Fantasy sells we suppose, because among other reasons, reality kind of sucks; it’s not famously a lot of fun. “In the sweat of thy face shalt thou eat bread” is a bit short of the appeal in: “Vote for me and I’ll take care of you.” And today, we even have Pope Francis reminding that our governors owe us care. He hasn’t yet troubled himself over where the governments will find the wherewithal to fulfill his orders, though. That must be the government’s problem, not the Pope’s.
Similarly, we see Scotland voting upon its own independence from Great Britain. Well, Liechtenstein and Singapore are managing — so far — so why not Scotland? The Romans beat the Scots (then called Picts, etc.) in 84, but being Scots, losing didn’t stop the fighting. The Romans had to keep beating them until they gave up and just walled them off from Britain in 122 under Emperor Hadrian. The Scots naturally, refused to stay behind the wall.
The fighting went on and in a bad year, England had to formally recognize Scottish independence, in 1328. By 1654, Oliver Cromwell claimed dominion over Scotland, Ireland and England but true union only arrived in 1707 with the Scottish and English Parliaments accepting it. And now the Scots are restive once more. They’re not raiding England this time, though … yet, anyway. We note that they have produced a lot of British military, as have the southern states in the U.S.
In a world of power politics, tiny and modestly blessed with resources does not seem an attractive position on the international scene. Scotland’s voting seems to contain a romantic rather than realistic element, not that such ever restrained a Celt. We see from our perch in the American southwest, a degree of fantasy in this voting. Looking to the North, we see in Ukraine, writhing under a mildly disguised Russian invasion, a reality. That Tibet is part of China is another such reality. We can understand those, whether or not we approve of them. We are bemused by the Scots.
If the Scots depart, they will light fires elsewhere: The Basques, Catalans and others in Spain, Quebec in Canada and numerous other places will be tempted.
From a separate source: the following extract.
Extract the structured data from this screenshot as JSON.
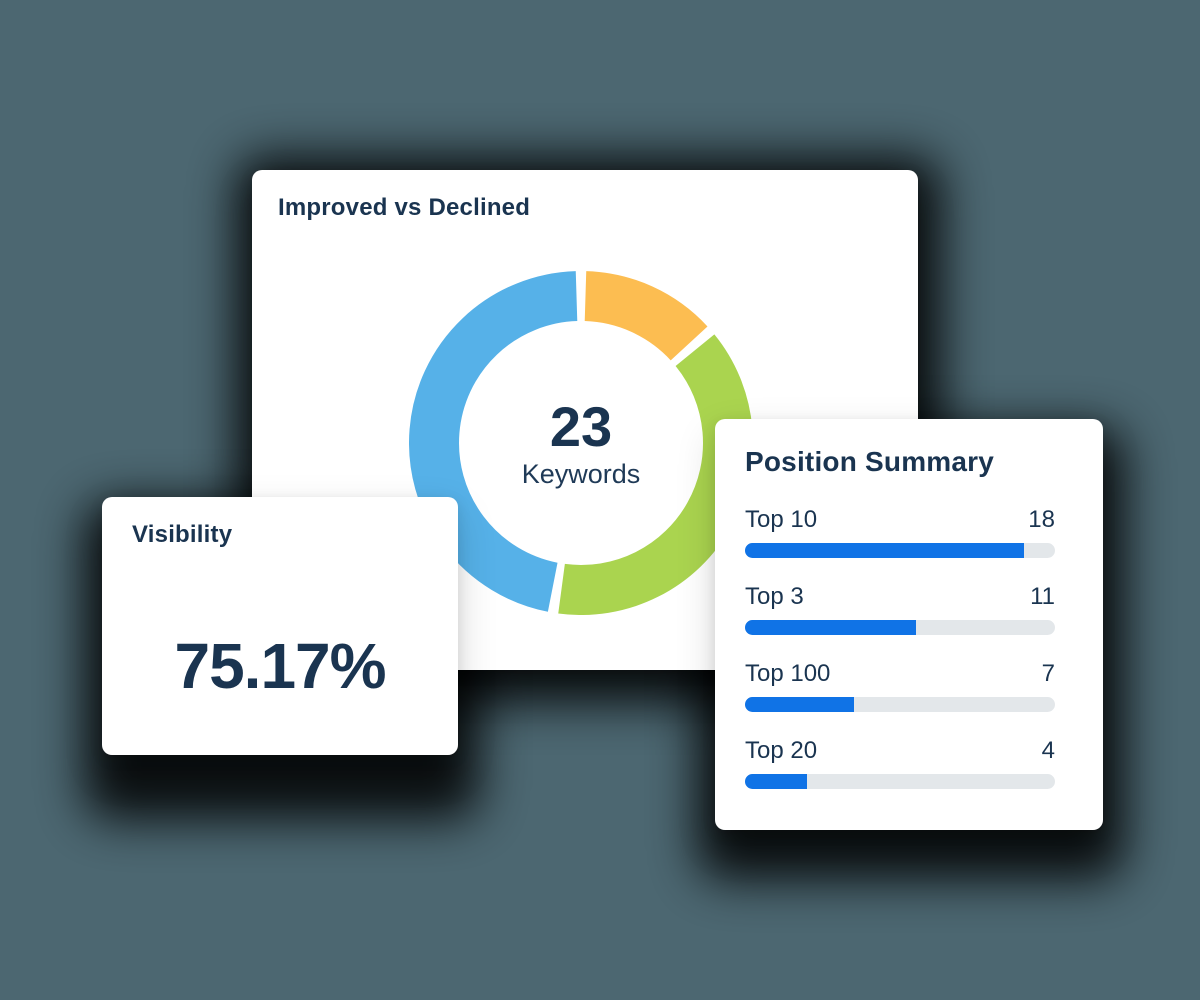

Should we suppose that Northern Ireland will lay passive? A California movement to split into six states will take heart and Texas was once independent and has not forgotten. Pandora has moved her box to Scotland?
These fantasies are all weakening democratic countries; no one seriously expects Hong Kong to separate, much as its inhabitants might prefer that. And the Ukrainians had already separated for all the good it has done them. The world of reality is the world of power politics. Scotland seems to us, to be indulging a fantasy and likely a destructive one at that.